Tell Bolingbroke–for yond methinks he stands–
That every stride he makes upon my land
Is dangerous treason: he is come to open
The purple testament of bleeding war;
But ere the crown he looks for live in peace,
Ten thousand bloody crowns of mothers’ sons
Shall ill become the flower of England’s face,
Change the complexion of her maid-pale peace
To scarlet indignation and bedew
Her pastures’ grass with faithful English blood.

And so it transpires in Henry IV, Part I, with civil strife breaking out almost immediately after Henry grabs the throne. In the opening scene of the sequel, Henry thinks he has found some breathing space and plans a crusade to wash away the blood from his coup and the assassination of Richard. He quickly discovers, however, that he can’t command the blind obedience due to a divinely ordained king. After all, his fellows have seen him as one of them.

For instance, when Henry orders Northumberland’s son Hotspur to do something he doesn’t want to do, Hotspur doesn’t refer to Henry as king but as “this thorn, this canker, Bolingbroke.” He also calls out his father for having assisted in “murderous subornation.” Together they have “put down Richard, that sweet lovely rose.”

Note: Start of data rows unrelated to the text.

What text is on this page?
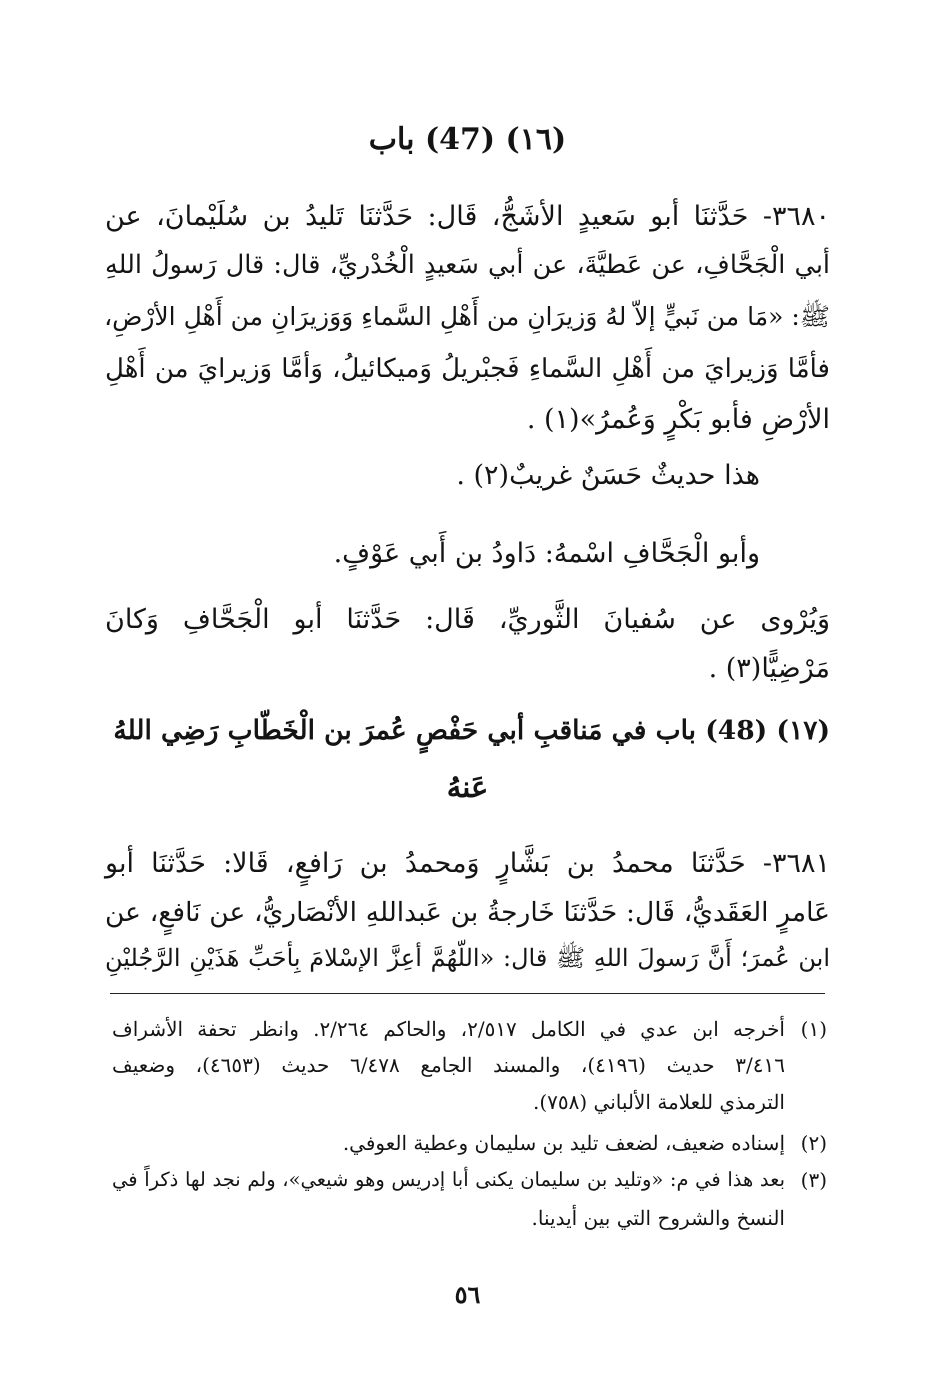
(١٦) (47) باب
٣٦٨٠- حَدَّثنَا أبو سَعيدٍ الأشَجُّ، قَال: حَدَّثنَا تَليدُ بن سُلَيْمانَ، عن
أبي الْجَحَّافِ، عن عَطيَّةَ، عن أبي سَعيدٍ الْخُدْريِّ، قال: قال رَسولُ اللهِ
ﷺ: «مَا من نَبيٍّ إلاّ لهُ وَزيرَانِ من أَهْلِ السَّماءِ وَوَزيرَانِ من أَهْلِ الأرْضِ،
فأمَّا وَزيرايَ من أَهْلِ السَّماءِ فَجبْريلُ وَميكائيلُ، وَأمَّا وَزيرايَ من أَهْلِ
الأرْضِ فأبو بَكْرٍ وَعُمرُ»(١) .
هذا حديثٌ حَسَنٌ غريبٌ(٢) .
وأبو الْجَحَّافِ اسْمهُ: دَاودُ بن أَبي عَوْفٍ.
وَيُرْوى عن سُفيانَ الثَّوريِّ، قَال: حَدَّثنَا أبو الْجَحَّافِ وَكانَ
مَرْضِيًّا(٣) .
(١٧) (48) باب في مَناقبِ أبي حَفْصٍ عُمرَ بن الْخَطّابِ رَضِي اللهُ
عَنهُ
٣٦٨١- حَدَّثنَا محمدُ بن بَشَّارٍ وَمحمدُ بن رَافعٍ، قَالا: حَدَّثنَا أبو
عَامرٍ العَقَديُّ، قَال: حَدَّثنَا خَارجةُ بن عَبداللهِ الأنْصَاريُّ، عن نَافعٍ، عن
ابن عُمرَ؛ أَنَّ رَسولَ اللهِ ﷺ قال: «اللّهُمَّ أعِزَّ الإسْلامَ بِأحَبِّ هَذَيْنِ الرَّجُليْنِ
(١)
أخرجه ابن عدي في الكامل ٢/٥١٧، والحاكم ٢/٢٦٤. وانظر تحفة الأشراف
٣/٤١٦ حديث (٤١٩٦)، والمسند الجامع ٦/٤٧٨ حديث (٤٦٥٣)، وضعيف
الترمذي للعلامة الألباني (٧٥٨).
(٢)
إسناده ضعيف، لضعف تليد بن سليمان وعطية العوفي.
(٣)
بعد هذا في م: «وتليد بن سليمان يكنى أبا إدريس وهو شيعي»، ولم نجد لها ذكراً في
النسخ والشروح التي بين أيدينا.
٥٦
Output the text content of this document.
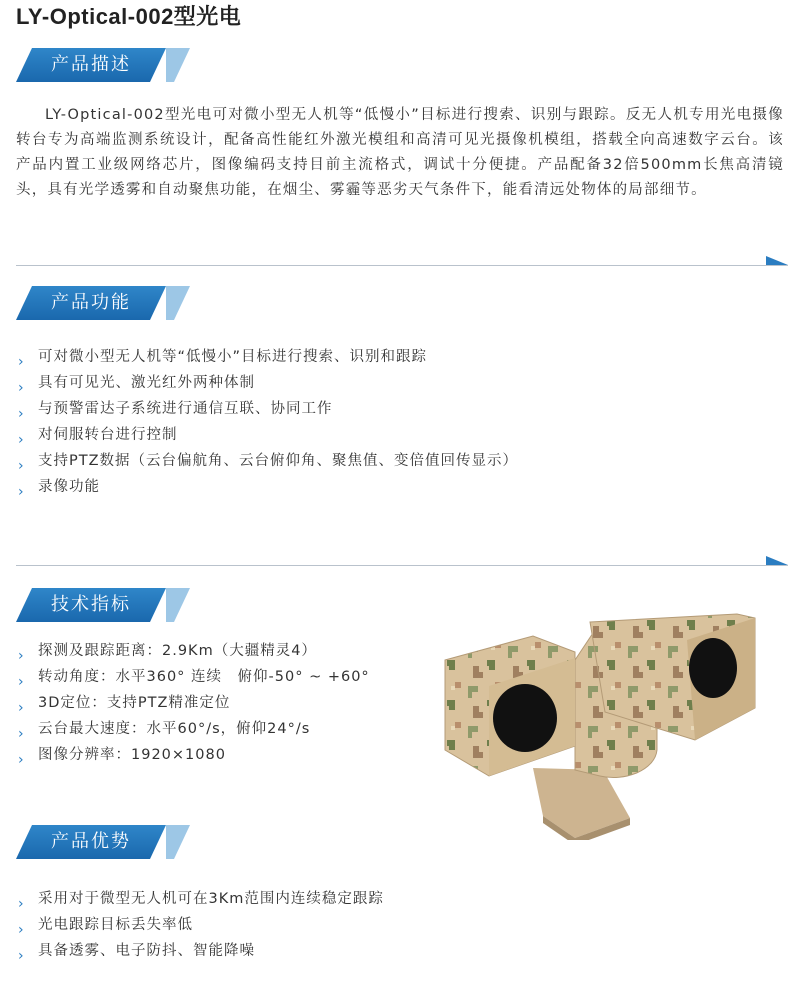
LY-Optical-002型光电
产品描述
LY-Optical-002型光电可对微小型无人机等“低慢小”目标进行搜索、识别与跟踪。反无人机专用光电摄像转台专为高端监测系统设计，配备高性能红外激光模组和高清可见光摄像机模组，搭载全向高速数字云台。该产品内置工业级网络芯片，图像编码支持目前主流格式，调试十分便捷。产品配备32倍500mm长焦高清镜头，具有光学透雾和自动聚焦功能，在烟尘、雾霾等恶劣天气条件下，能看清远处物体的局部细节。
产品功能
› 可对微小型无人机等“低慢小”目标进行搜索、识别和跟踪
› 具有可见光、激光红外两种体制
› 与预警雷达子系统进行通信互联、协同工作
› 对伺服转台进行控制
› 支持PTZ数据（云台偏航角、云台俯仰角、聚焦值、变倍值回传显示）
› 录像功能
技术指标
› 探测及跟踪距离：2.9Km（大疆精灵4）
› 转动角度：水平360° 连续　俯仰-50° ~ +60°
› 3D定位：支持PTZ精准定位
› 云台最大速度：水平60°/s，俯仰24°/s
› 图像分辨率：1920×1080
产品优势
› 采用对于微型无人机可在3Km范围内连续稳定跟踪
› 光电跟踪目标丢失率低
› 具备透雾、电子防抖、智能降噪
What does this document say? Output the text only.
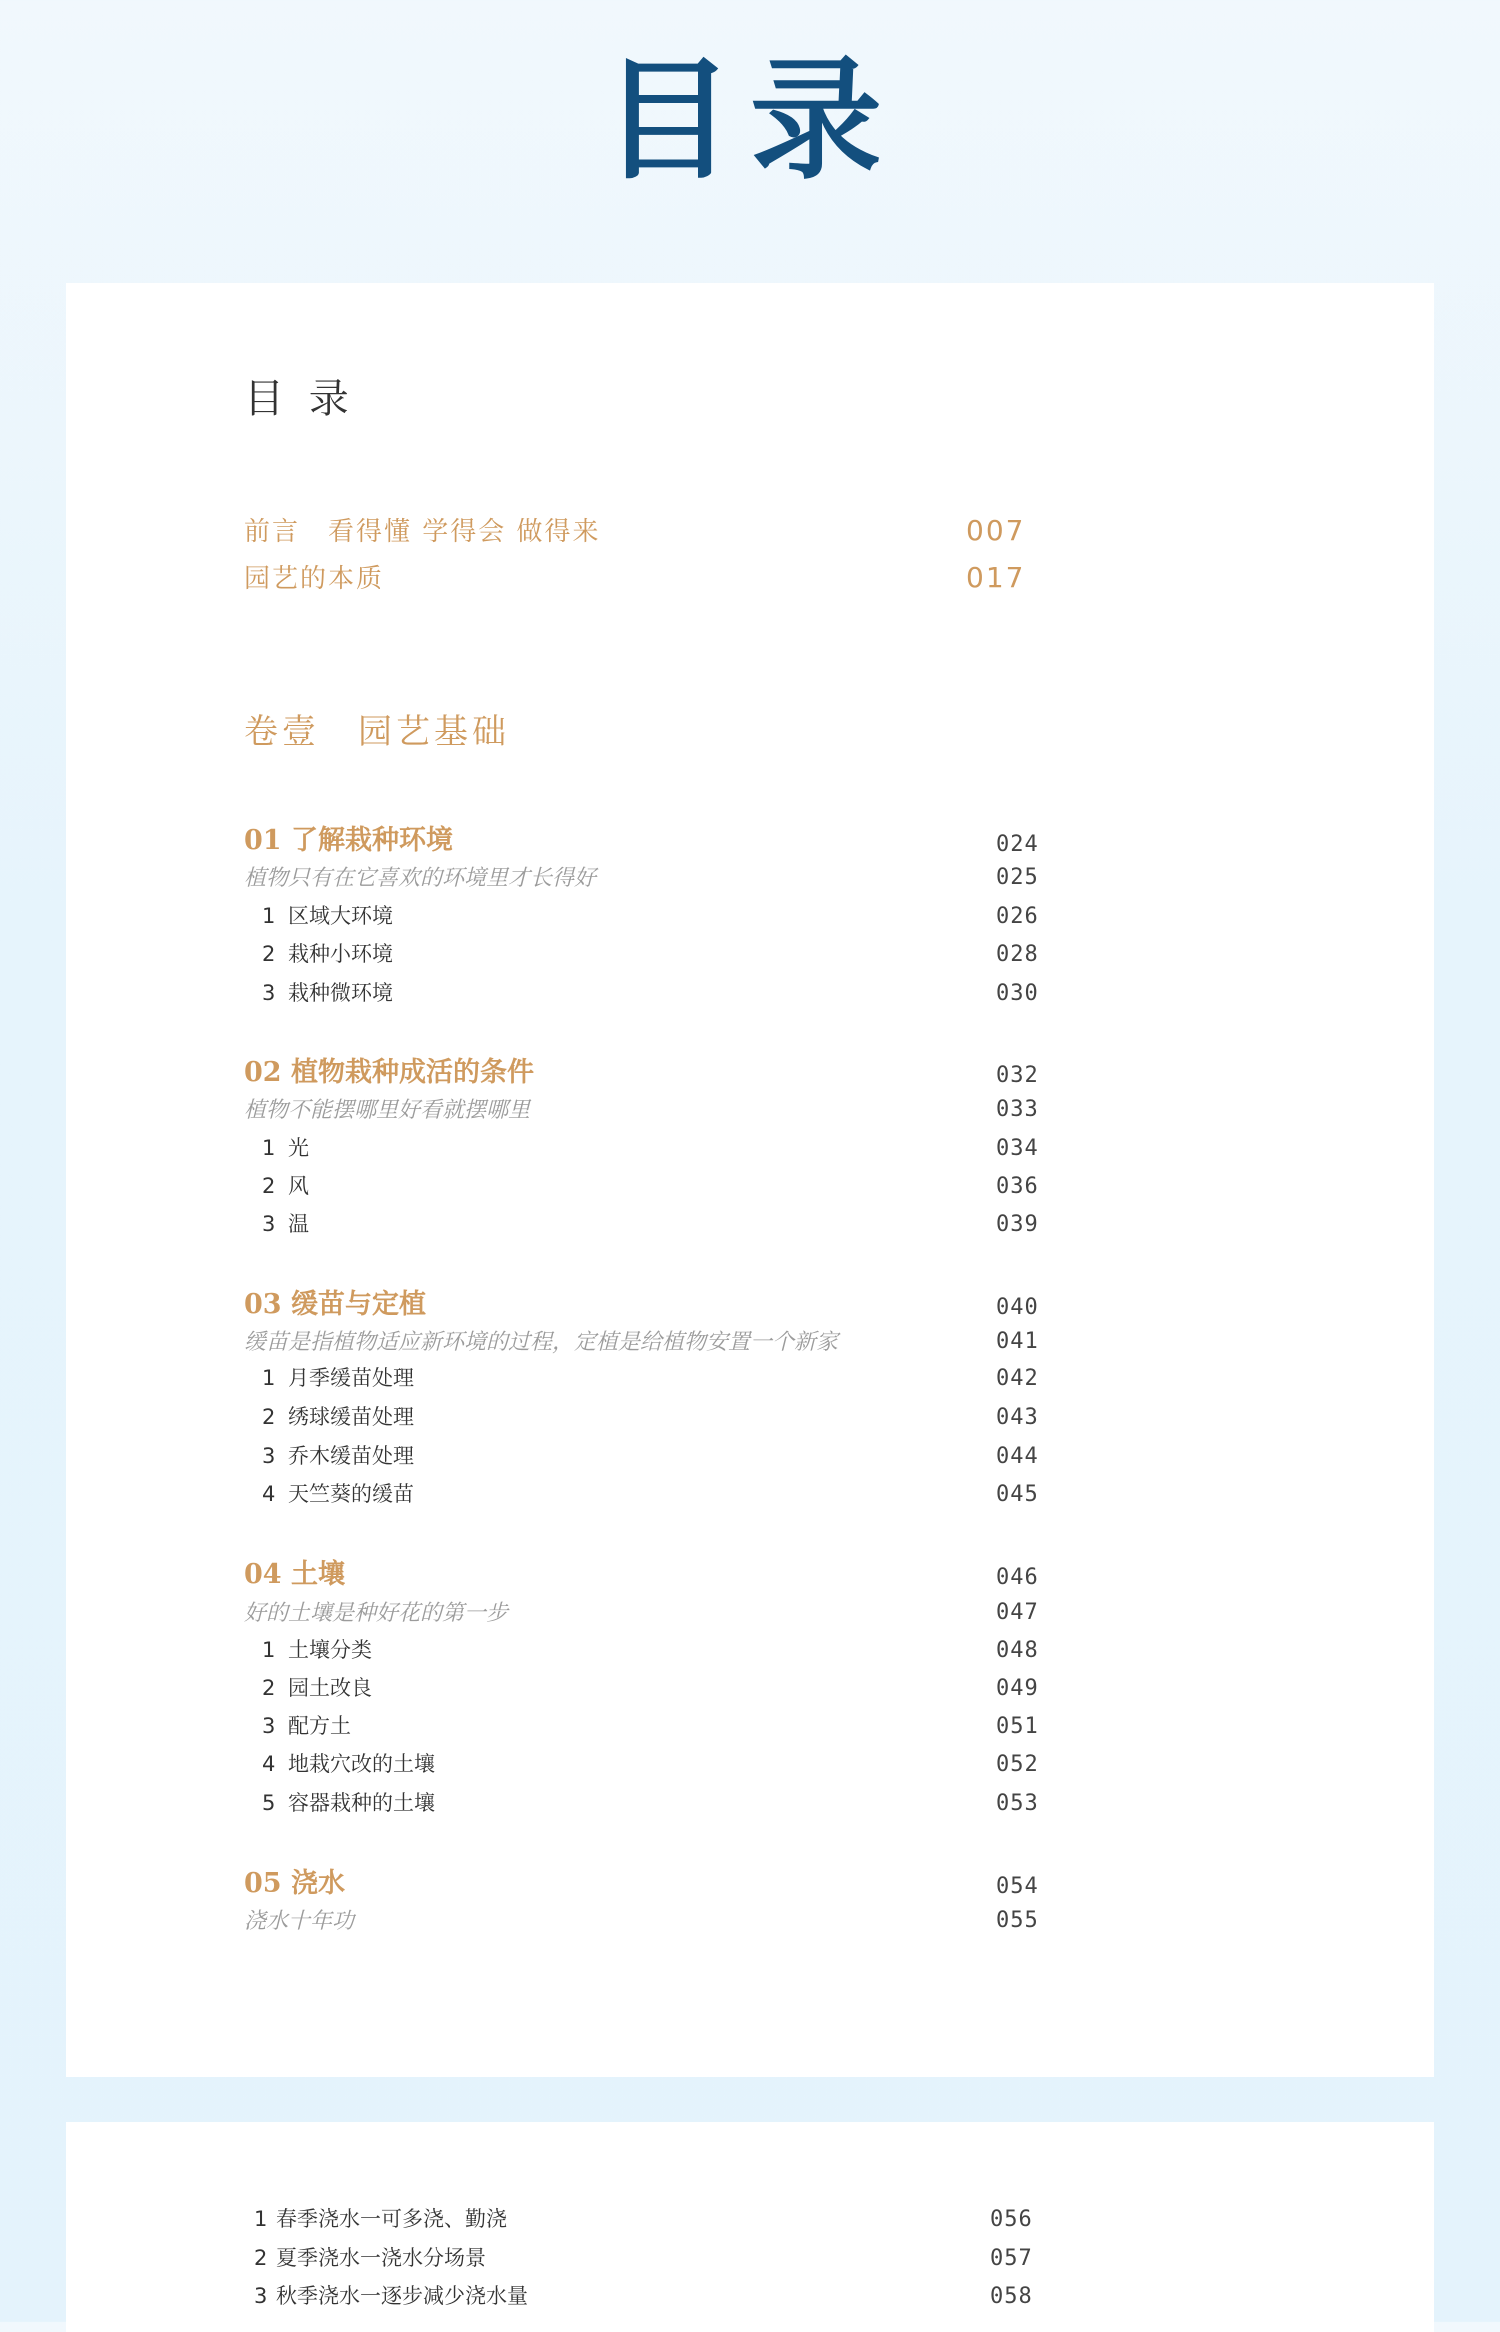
目录
目 录
前言　看得懂 学得会 做得来	007
园艺的本质	017
卷壹　园艺基础
01 了解栽种环境	024
植物只有在它喜欢的环境里才长得好	025
1 区域大环境	026
2 栽种小环境	028
3 栽种微环境	030
02 植物栽种成活的条件	032
植物不能摆哪里好看就摆哪里	033
1 光	034
2 风	036
3 温	039
03 缓苗与定植	040
缓苗是指植物适应新环境的过程，定植是给植物安置一个新家	041
1 月季缓苗处理	042
2 绣球缓苗处理	043
3 乔木缓苗处理	044
4 天竺葵的缓苗	045
04 土壤	046
好的土壤是种好花的第一步	047
1 土壤分类	048
2 园土改良	049
3 配方土	051
4 地栽穴改的土壤	052
5 容器栽种的土壤	053
05 浇水	054
浇水十年功	055
1 春季浇水一可多浇、勤浇	056
2 夏季浇水一浇水分场景	057
3 秋季浇水一逐步减少浇水量	058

Before dying, Richard has predicted to Northumberland that he will one day fall out with Henry. And in fact, Northumberland and Hotspur do rebel. Here’s Richard’s prediction:

Northumberland, thou ladder wherewithal
The mounting Bolingbroke ascends my throne,
The time shall not be many hours of age
More than it is ere foul sin gathering head
Shalt break into corruption: thou shalt think,
Though he divide the realm and give thee half,
It is too little, helping him to all;
And he shall think that thou, which know’st the way
To plant unrightful kings, wilt know again,
Being ne’er so little urged, another way
To pluck him headlong from the usurped throne.
The love of wicked men converts to fear;
That fear to hate, and hate turns one or both
To worthy danger and deserved death.

That’s the key: once one “know’st the way to plant unrightful kings,” one will know “another way to pluck him headlong from the usurped throne.” And indeed, early into Henry IV Northumberland is contending that Richard had chosen a different successor, not Henry, were he to die. Multiple claimants to the throne, none being able to claim absolute legitimacy, is how you plunge a nation into “civil butchery.”

So for all those Republicans buying into Trump’s Big Lie that he did not lose to Joe Biden, remember this: as soon as candidates start getting seats they did not legitimately win, bloody succession battles become likely. No one’s seat is safe.

Richard may have been a bad king, but Shakespeare indicates that, in overthrowing him, Henry sowed the seeds for the Wars of the Roses.

Biden is fond of saying, “You can’t love your country only when you win.” Are we really going blow up our democracy, along with all the benefits of a stable society, for the sake of Donald Trump?